To catch exhaustions early, create a simple wrapper that logs every __next__ call and raises a custom exception if called after exhaustion. This turns silent failures into loud crashes during development.

Example: class LoggingGen: def __init__(self, gen): self.gen = gen; self.exhausted = False; def __iter__(self): return self; def __next__(self): if self.exhausted: raise RuntimeError('Generator already exhausted!'); try: return next(self.gen); except StopIteration: self.exhausted = True; raise. Then wrap your generator: gen = LoggingGen(my_generator()). The first consumer that fully iterates will set the flag, and any subsequent attempt to iterate will raise RuntimeError.

Frequently asked questions

Can I reset a generator to start over?

No. Generators have no reset mechanism. The only way to iterate again is to call the generator function again to get a new generator object. If you need multiple iterations, either store the output (list) or use itertools.tee.

Why doesn't list() on a generator raise an error the second time?

list() simply iterates the generator until StopIteration. The first time, it collects all items. The second time, the generator immediately raises StopIteration, so list() returns an empty list. No error is raised because StopIteration is expected to signal the end of iteration.

How does itertools.tee work? Does it store everything in memory?

itertools.tee creates a buffer that stores items as they are produced by the original iterator. Each tee'd iterator reads from this buffer. If one iterator falls behind, the buffer grows. If the original iterator is infinite and the iterators diverge, memory will fill up. For finite iterators, tee is memory-efficient because it only stores items that haven't been consumed by all iterators yet.

What's the difference between a generator and an iterator?

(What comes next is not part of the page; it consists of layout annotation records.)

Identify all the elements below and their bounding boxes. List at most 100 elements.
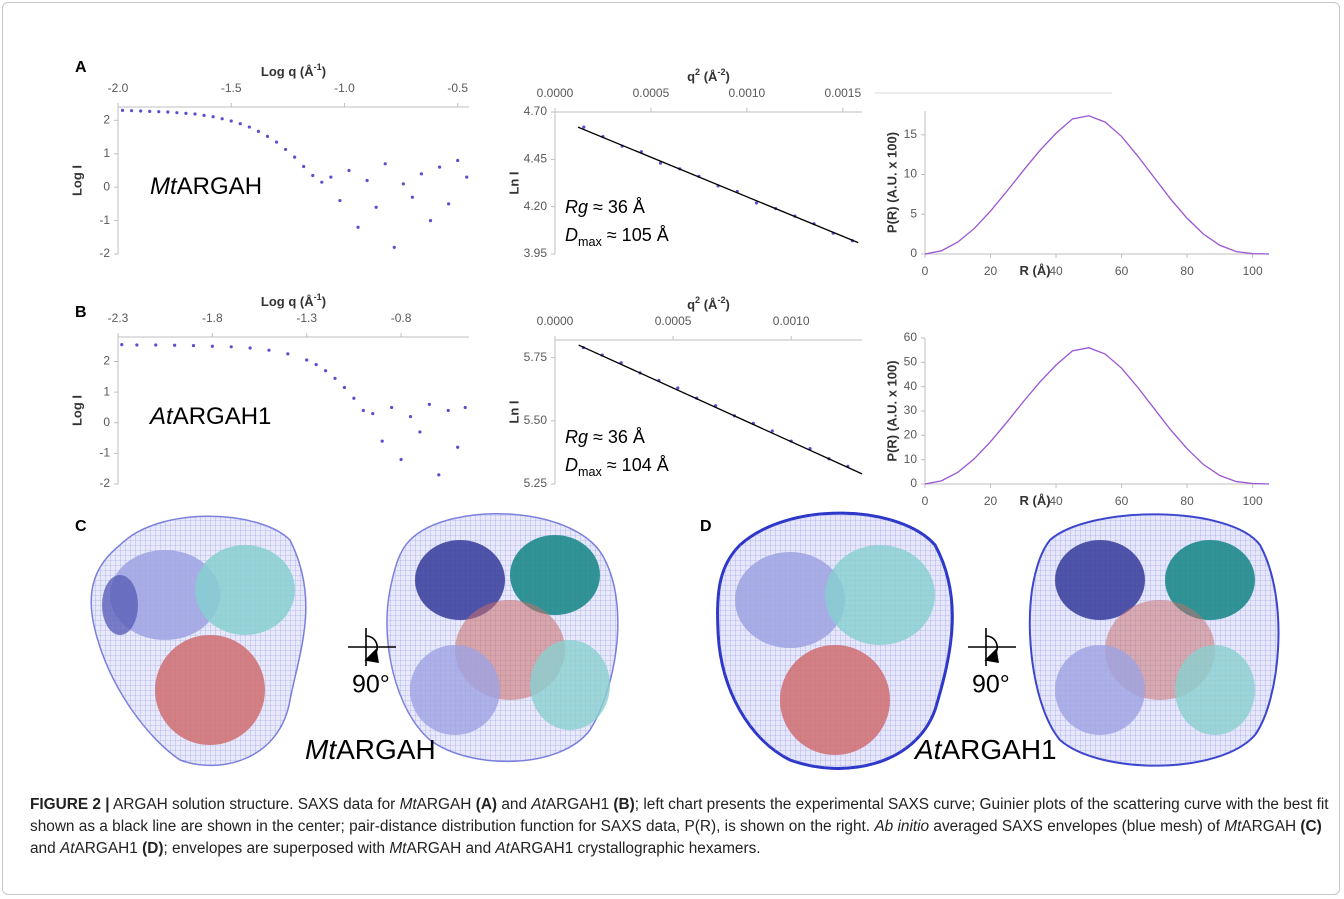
data-point — [365, 178, 369, 183]
data-point — [305, 358, 309, 362]
text-part: -1 — [314, 62, 322, 72]
data-point — [446, 408, 450, 413]
data-point — [447, 202, 451, 206]
data-point — [390, 405, 394, 410]
text-part: -1 — [314, 292, 322, 302]
text-part: Rg — [565, 427, 588, 447]
data-point — [139, 109, 143, 113]
y-tick-label: 0 — [103, 179, 110, 193]
caption-text: Ab initio — [874, 818, 930, 835]
x-tick-label: 80 — [1180, 264, 1194, 278]
x-tick-label: -0.8 — [391, 311, 412, 325]
text-part: ≈ 36 Å — [588, 197, 645, 217]
structure-d-right — [1028, 513, 1280, 767]
text-part: max — [578, 465, 602, 479]
x-tick-label: 100 — [1243, 494, 1263, 508]
x-tick-label: -1.8 — [202, 311, 223, 325]
x-tick-label: 100 — [1243, 264, 1263, 278]
data-point — [347, 168, 351, 173]
caption-text: and — [497, 796, 532, 813]
figure-caption: FIGURE 2 | ARGAH solution structure. SAX… — [30, 794, 1330, 860]
data-point — [465, 175, 469, 179]
data-point — [286, 352, 290, 356]
text-part: Log q (Å — [261, 64, 314, 79]
y-tick-label: -1 — [99, 213, 110, 227]
data-point — [311, 173, 315, 178]
x-axis-label: q2 (Å-2) — [687, 295, 730, 312]
caption-text: At — [495, 840, 510, 857]
data-point — [175, 111, 179, 115]
x-tick-label: 60 — [1115, 264, 1129, 278]
data-point — [191, 343, 196, 348]
x-axis-label: R (Å) — [1020, 493, 1051, 508]
text-part: Rg — [565, 197, 588, 217]
text-part: ARGAH — [177, 173, 262, 200]
data-point — [211, 115, 215, 119]
data-line — [924, 115, 1270, 255]
data-point — [274, 140, 279, 144]
x-axis-label: Log q (Å-1) — [261, 292, 326, 309]
caption-text: ; envelopes are superposed with — [163, 840, 390, 857]
x-tick-label: 0.0005 — [633, 86, 670, 100]
fit-line — [577, 126, 859, 244]
data-point — [754, 201, 759, 205]
data-point — [371, 411, 375, 416]
y-tick-label: 3.95 — [524, 246, 548, 260]
x-tick-label: 0.0000 — [537, 86, 574, 100]
panel-label: C — [75, 518, 87, 535]
caption-text: ARGAH — [1241, 818, 1301, 835]
caption-text: ; left chart presents the experimental S… — [30, 796, 1333, 835]
caption-text: ARGAH1 — [74, 840, 143, 857]
y-tick-label: 5.25 — [524, 476, 548, 490]
text-part: ) — [726, 297, 730, 312]
data-point — [238, 122, 242, 126]
y-tick-label: 5.50 — [524, 413, 548, 427]
y-tick-label: -2 — [99, 476, 110, 490]
data-point — [157, 110, 161, 114]
x-tick-label: -1.0 — [334, 81, 355, 95]
x-tick-label: 20 — [984, 264, 998, 278]
y-tick-label: 5 — [910, 206, 917, 220]
data-point — [229, 345, 233, 349]
text-part: ≈ 104 Å — [602, 455, 669, 475]
text-part: D — [565, 455, 578, 475]
text-part: -2 — [717, 67, 725, 77]
data-point — [193, 112, 197, 116]
data-point — [202, 113, 206, 117]
x-tick-label: 40 — [1049, 494, 1063, 508]
y-tick-label: 60 — [904, 330, 918, 344]
text-part: ) — [726, 69, 730, 84]
text-part: Log q (Å — [261, 294, 314, 309]
x-axis-label: Log q (Å-1) — [261, 62, 326, 79]
data-point — [463, 405, 467, 410]
data-point — [256, 129, 260, 133]
data-point — [247, 125, 251, 129]
y-tick-label: 40 — [904, 379, 918, 393]
panel-label: B — [75, 304, 87, 321]
annotation: AtARGAH1 — [148, 403, 271, 430]
data-point — [154, 343, 158, 347]
annotation: Dmax ≈ 104 Å — [565, 455, 669, 480]
text-part: -2 — [717, 295, 725, 305]
text-part: ARGAH1 — [173, 403, 272, 430]
text-part: R (Å) — [1020, 263, 1051, 278]
annotation: Rg ≈ 36 Å — [565, 427, 645, 447]
y-axis-label: Log I — [69, 395, 84, 426]
rotation-label: 90° — [352, 671, 390, 699]
structure-name: MtARGAH — [305, 734, 436, 765]
data-point — [383, 162, 387, 166]
caption-text: and — [30, 818, 1327, 857]
data-point — [220, 117, 224, 121]
data-point — [323, 369, 328, 373]
x-tick-label: 0.0000 — [537, 314, 574, 328]
data-point — [408, 415, 413, 419]
caption-text: (B) — [613, 796, 635, 813]
data-point — [419, 172, 424, 176]
panel-label: D — [700, 518, 712, 535]
caption-text: Mt — [389, 840, 407, 857]
annotation: Dmax ≈ 105 Å — [565, 225, 669, 250]
y-tick-label: 4.45 — [524, 152, 548, 166]
data-point — [135, 343, 139, 347]
y-tick-label: 10 — [904, 167, 918, 181]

Every generator is an iterator, but not every iterator is a generator. An iterator is any object with a __next__ method that raises StopIteration when done. A generator is a specific type of iterator created by a generator function or generator expression. Both are single-use. The exhaustion problem applies to all iterators, but generators are the most common source because they are often created on the fly.

Can a generator be used as a context manager?

Yes, using contextlib.contextmanager. But that pattern also yields once and cannot be reused. If you use a generator as a context manager, you can only enter the context once. Attempting to re-enter will fail because the generator is exhausted.